Line 59 is a safety option to prevent that the chl script we are going to invoke, starts another script, lines 62 and 63 append all arguments from the current command line to the new and line 70 finally calls the script. This script reinvocation is also the reason for the PATH=.:$PATH command prefix above. If you have chl in a directory which is not in your PATH, the script can not be found when it is called the second time.

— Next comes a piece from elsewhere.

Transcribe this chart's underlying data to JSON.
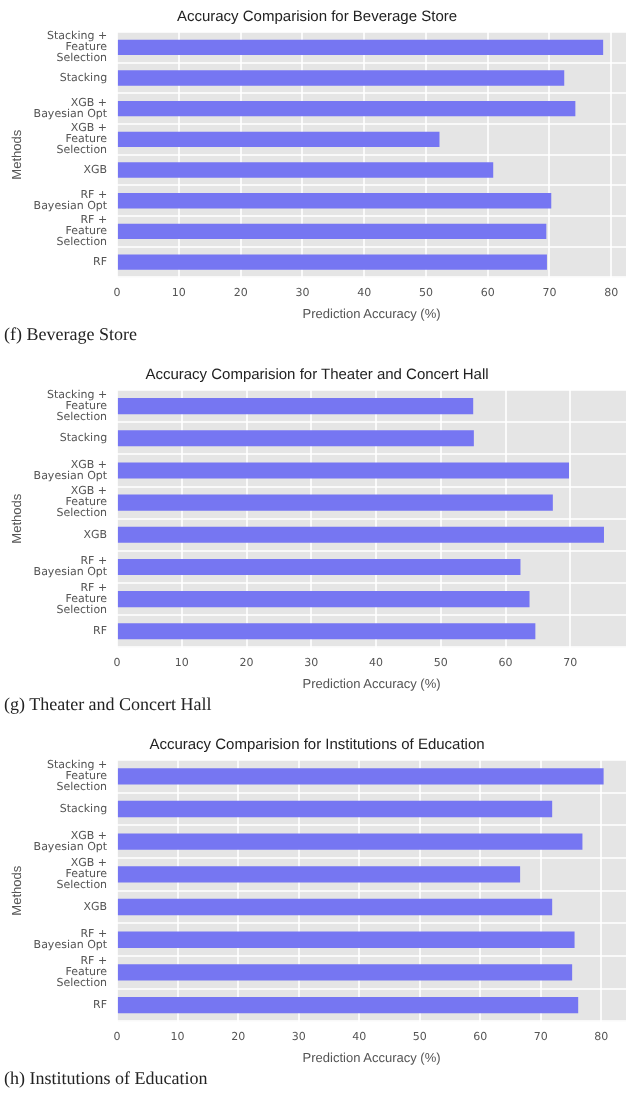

If you want to see the constructed command without actually running it, put the -d option on the command line:
# tail -f /path/to/http/logfile |
PATH=.:$PATH chl -d 'status >= 400'
The interesting (and yet missing) functions are
1
2 function quote(string) {
3 gsub(/'/, "'\\''", string);
4 string = "'" string "'";
5 return (string);
6 }
7
8 function namesubst(string, arr, p, x) {
9 while (match(string, /\$([a-z]+)/, x) > 0) {
10 p = p substr(string, 1, RSTART-1) arr "[\"" x[1] "\"]";
11 string = substr(string, RSTART + RLENGTH);
12 }
13
14 p = p string;
15 return (p);
16 }
17
Invocation
chl [options] expression [logfile ...]
colour HTTP server logfile lines in apache's combined logfile format. expression can be any valid awk expression to select the desired lines.
Command line options
- -d
-
debug option: print the constructed chl command but do not execute.
- -q
-
quiet option: do not append the call to printline() automatically. A
printstatement is then expected to be part of the expression.
Notice that if expression is empty, chl will not invoke a second script but process the line direct. Since expression is mandantory you may put a single dot as expression which is taken as empty expression.